Δ: The methyl ethyl ketone dripping portion was colored or clouded, but the print could be read.
◯: The methyl ethyl ketone dripping portion was slightly colored or clouded, but it was at a level that was not a problem.
(Double-circle): Neither coloring nor white turbidity was recognized by the methyl ethyl ketone dripping part.

[Evaluation of heat resistance]
The recording materials obtained in Examples 1 to 7 and Comparative Example 1 were allowed to stand for 30 minutes in an environment of 120 ° C., and the optical reflection density after the standing was measured with a Macbeth reflection densitometer (RD-918, manufactured by Macbeth). did.
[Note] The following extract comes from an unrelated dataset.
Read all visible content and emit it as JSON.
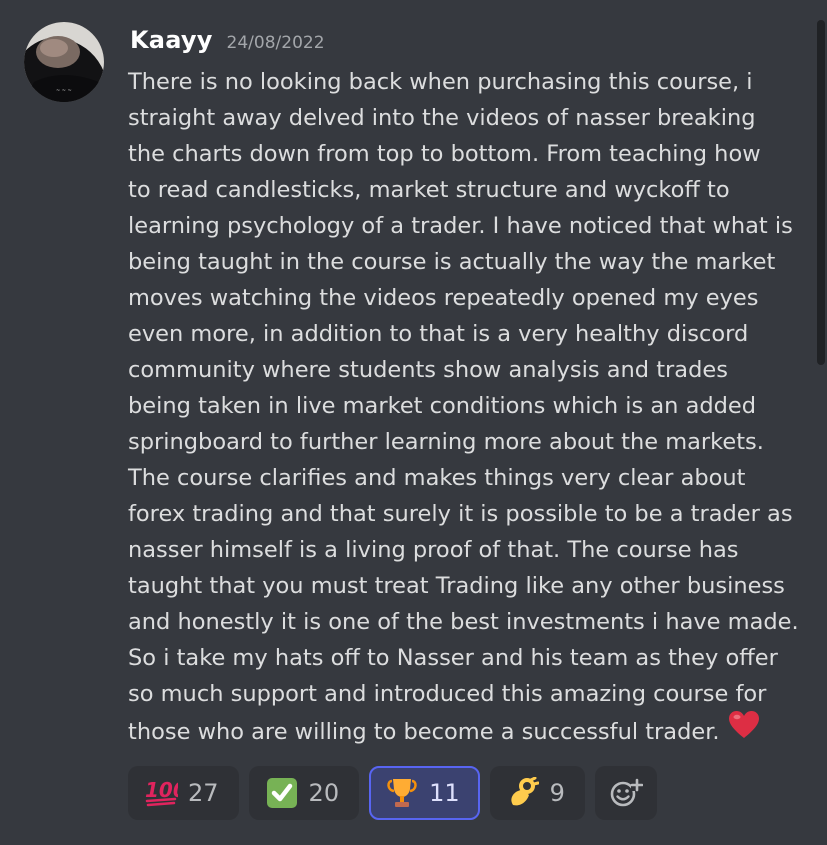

The results are shown in Table 1. In addition, it shows that heat resistance is so favorable that an optical reflection density is low.

  From Table 1, it can be seen that Examples 1 to 7 have high laser printing density and good solvent resistance.

Claims (5)

A recording material containing at least a microcapsule containing a basic dye precursor and a protective layer containing a binder on a support is sequentially irradiated with a CO ₂ laser having a wavelength of 9 to 11 μm. And recording an image.   The recording method according to claim 1, wherein the content of the binder is 50% by mass or more of the total solid content of the protective layer.   The recording method according to claim 1, wherein the protective layer contains an inorganic pigment, and the content of the inorganic pigment is 20% by mass or less of the total solid content of the protective layer.   The recording method according to claim 1, wherein the wall material of the microcapsule contains an isophorone diisocyanate compound.   The recording method according to claim 1, wherein the support is foamed polyethylene terephthalate.